MONTANARO: Well, not necessarily. The candidates will have another chance to make the debate stage in October with the same criteria so we very well may see a larger group, actually, in October than we have now and a return to maybe the candidates being split over two nights. But for some candidates, it certainly has meant the end. I mean, you played the clip of Gillibrand. Others have dropped out already. They've struggled to stand out in this field. I mean, it's almost two dozen candidates who've been seeking to take on President Trump. So these debates have really served as something of a first primary, in a way, you know, with the winnowing that they've done.
MARTIN: Right. Except no one has actually cast a ballot, in terms of voters, which is why some people are miffed. I want to talk about the frontrunners, though. Biden, Warren, Sanders. They are going to be on the same debate stage together for the first time, right?
MONTANARO: Yeah. And that's really the most significant dynamic in this upcoming debate. You know, Sanders' camp continues to say that he won't go after Warren, unless they're the last two standing. You know, he sees her as an ally for changing the country to be something more along the progressive lines of what he wants to see. Biden has been the focus of other candidates in the first two rounds of debates. Given that he continues to lead in the polls, he'll probably be the focus again. So for his part, he told reporters in South Carolina yesterday he welcomes the shrinking field.
(SOUNDBITE OF ARCHIVED RECORDING)
JOE BIDEN: I'm looking forward to getting to the place - assuming I'm still around - that it gets down to a smaller number of people so we can have more of a discussion instead of one-minute assertions.
MONTANARO: Well, I mean, debates are always going to be kind of one-minute assertions. So he kind of knows that. But he really needs to show some crispness in this upcoming debate that he really lacked, especially in that first debate, when Democrats are really looking for someone who can take on Trump. Otherwise, they're going to look elsewhere. And we've seen Elizabeth Warren continue to rise in not just the polls but fundraising and crowd size.
MARTIN: Yeah. So I want to get back to this idea about the DNC and the debates being, like, a first primary sort of speak. They set the qualifying rules. How are those who didn't make the cut for this debate reacting?
MONTANARO: Well, pretty typically, I'd say, for candidates who don't make a debate stage. Some are complaining about the process, like you were noting. So here was Tulsi Gabbard on Fox News.
(SOUNDBITE OF TV SHOW, "TUCKER CARLSON TONIGHT")
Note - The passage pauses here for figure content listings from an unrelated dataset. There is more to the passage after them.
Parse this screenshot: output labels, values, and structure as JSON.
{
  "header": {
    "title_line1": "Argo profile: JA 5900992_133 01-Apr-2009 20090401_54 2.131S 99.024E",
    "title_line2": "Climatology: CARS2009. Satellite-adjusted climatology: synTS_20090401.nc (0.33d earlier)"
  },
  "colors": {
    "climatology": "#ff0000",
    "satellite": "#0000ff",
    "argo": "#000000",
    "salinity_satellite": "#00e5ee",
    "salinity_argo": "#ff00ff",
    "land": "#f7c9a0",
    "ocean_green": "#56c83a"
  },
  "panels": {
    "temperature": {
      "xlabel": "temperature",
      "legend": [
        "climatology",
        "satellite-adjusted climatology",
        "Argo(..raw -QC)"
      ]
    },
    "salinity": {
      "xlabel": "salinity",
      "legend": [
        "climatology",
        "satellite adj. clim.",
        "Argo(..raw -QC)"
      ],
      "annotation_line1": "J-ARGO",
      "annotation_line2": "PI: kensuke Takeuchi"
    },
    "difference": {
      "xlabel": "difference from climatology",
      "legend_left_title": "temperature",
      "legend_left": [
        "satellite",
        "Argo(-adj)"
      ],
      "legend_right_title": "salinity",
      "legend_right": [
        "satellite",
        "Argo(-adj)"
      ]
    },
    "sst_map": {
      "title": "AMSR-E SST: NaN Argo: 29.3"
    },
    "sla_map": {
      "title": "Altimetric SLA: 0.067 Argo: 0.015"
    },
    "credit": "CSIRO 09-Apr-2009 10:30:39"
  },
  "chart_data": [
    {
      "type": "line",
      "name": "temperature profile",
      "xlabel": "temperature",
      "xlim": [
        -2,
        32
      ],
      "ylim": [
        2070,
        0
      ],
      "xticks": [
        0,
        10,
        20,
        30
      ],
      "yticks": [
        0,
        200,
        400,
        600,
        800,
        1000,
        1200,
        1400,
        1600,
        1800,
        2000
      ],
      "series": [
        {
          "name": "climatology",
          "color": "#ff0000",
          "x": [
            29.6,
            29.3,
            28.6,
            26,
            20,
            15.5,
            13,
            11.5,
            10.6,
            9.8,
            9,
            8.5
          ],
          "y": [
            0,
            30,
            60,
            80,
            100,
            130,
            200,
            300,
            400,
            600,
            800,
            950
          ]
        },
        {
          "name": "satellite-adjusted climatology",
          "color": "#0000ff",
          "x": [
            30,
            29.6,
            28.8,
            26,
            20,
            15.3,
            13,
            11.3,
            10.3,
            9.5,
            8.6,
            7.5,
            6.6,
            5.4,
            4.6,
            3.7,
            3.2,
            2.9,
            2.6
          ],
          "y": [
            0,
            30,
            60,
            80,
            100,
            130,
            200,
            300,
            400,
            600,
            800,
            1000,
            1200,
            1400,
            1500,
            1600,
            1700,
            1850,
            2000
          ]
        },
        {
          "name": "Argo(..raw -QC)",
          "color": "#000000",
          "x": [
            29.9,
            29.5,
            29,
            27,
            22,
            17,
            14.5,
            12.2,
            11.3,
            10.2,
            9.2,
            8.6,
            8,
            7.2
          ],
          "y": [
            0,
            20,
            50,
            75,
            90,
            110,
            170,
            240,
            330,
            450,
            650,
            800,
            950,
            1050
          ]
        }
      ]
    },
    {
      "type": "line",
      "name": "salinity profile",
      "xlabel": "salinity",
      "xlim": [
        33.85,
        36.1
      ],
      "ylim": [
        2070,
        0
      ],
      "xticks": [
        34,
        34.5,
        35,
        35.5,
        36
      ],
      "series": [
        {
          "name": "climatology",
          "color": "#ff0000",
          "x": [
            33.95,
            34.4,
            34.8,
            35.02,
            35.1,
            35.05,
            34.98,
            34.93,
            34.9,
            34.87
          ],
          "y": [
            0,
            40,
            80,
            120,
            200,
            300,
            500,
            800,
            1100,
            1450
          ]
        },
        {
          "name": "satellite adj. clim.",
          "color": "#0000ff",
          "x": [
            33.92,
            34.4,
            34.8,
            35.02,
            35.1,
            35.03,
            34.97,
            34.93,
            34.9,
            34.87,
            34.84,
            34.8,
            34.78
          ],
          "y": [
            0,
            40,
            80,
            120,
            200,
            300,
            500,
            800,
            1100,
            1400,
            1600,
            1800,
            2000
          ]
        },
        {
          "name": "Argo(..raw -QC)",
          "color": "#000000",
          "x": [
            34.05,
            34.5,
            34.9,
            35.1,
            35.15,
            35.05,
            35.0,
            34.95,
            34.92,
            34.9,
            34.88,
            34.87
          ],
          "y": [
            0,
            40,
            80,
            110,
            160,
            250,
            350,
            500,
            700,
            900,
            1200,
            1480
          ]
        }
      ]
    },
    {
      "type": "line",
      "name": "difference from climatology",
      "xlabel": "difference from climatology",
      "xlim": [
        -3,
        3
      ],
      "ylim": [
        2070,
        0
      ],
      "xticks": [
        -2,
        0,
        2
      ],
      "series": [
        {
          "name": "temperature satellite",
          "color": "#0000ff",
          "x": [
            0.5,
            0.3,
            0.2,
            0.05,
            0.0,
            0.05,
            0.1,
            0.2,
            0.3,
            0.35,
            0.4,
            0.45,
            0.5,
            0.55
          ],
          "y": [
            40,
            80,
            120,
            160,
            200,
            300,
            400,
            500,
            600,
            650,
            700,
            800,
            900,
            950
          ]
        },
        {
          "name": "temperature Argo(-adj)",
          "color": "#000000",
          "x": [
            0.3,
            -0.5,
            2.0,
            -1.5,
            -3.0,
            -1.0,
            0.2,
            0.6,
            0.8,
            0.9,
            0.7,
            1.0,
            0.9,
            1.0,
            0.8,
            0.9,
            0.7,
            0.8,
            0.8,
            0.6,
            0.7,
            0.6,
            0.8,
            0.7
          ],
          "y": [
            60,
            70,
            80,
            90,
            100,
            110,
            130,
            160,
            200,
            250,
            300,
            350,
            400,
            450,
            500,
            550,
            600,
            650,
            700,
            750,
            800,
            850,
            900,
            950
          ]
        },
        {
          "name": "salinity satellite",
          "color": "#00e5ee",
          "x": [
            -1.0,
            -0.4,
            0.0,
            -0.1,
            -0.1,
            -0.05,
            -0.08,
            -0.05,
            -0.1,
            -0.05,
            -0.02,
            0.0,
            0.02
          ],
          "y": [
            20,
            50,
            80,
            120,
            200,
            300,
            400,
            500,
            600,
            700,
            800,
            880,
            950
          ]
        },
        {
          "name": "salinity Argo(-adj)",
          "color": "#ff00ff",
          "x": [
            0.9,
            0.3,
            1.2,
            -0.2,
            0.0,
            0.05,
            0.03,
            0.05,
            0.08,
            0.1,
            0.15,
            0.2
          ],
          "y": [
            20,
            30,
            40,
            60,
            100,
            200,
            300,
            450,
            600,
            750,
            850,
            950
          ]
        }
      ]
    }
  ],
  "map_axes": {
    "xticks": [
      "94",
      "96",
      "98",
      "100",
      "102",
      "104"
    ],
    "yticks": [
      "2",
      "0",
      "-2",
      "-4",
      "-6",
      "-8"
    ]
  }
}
TULSI GABBARD: The whole thing gets a little bit confusing, and you've got to jump way down into the weeds of the numbers and the statistics. But I think the bigger problem is that the whole process really lacks transparency.
TUCKER CARLSON: Right.
GABBARD: People deserve having that transparency because ultimately it's the people who will decide who our Democratic nominee will be and ultimately who our next president, commander in chief, will be.
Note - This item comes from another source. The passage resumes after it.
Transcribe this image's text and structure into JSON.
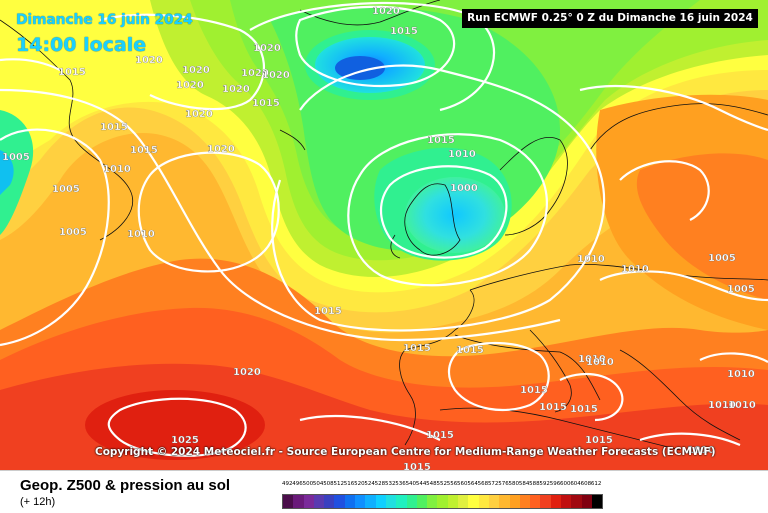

MONTANARO: Yeah. I mean, the Hawaii Congresswoman - you know, they're talking about the rules and the process. You know, the criteria for the debate has been out there for quite some time. She just didn't reach it. So, you know, transparency is certainly one of the things that some candidates like to talk about in these instances. But we've known what they are for a while.
MARTIN: And the fact of the matter is it is just an unprecedentedly large field, right? So we don't...
MARTIN: This is all kind of new territory. I'm going to put you on the spot. We know Kirsten Gillibrand is ending her run. Who do you think is next?
MONTANARO: I have no idea.
MARTIN: Come on.
MONTANARO: I mean, you know, I'm not going to try to predict that. I will say one thing, though. Tom Steyer is somebody who spent $12 million on ads and other things to try to get onto this debate stage. He failed to do so. And, well, we may see him in October. We'll see.
MARTIN: OK. NPR senior political editor Domenico Montanaro. Thank you.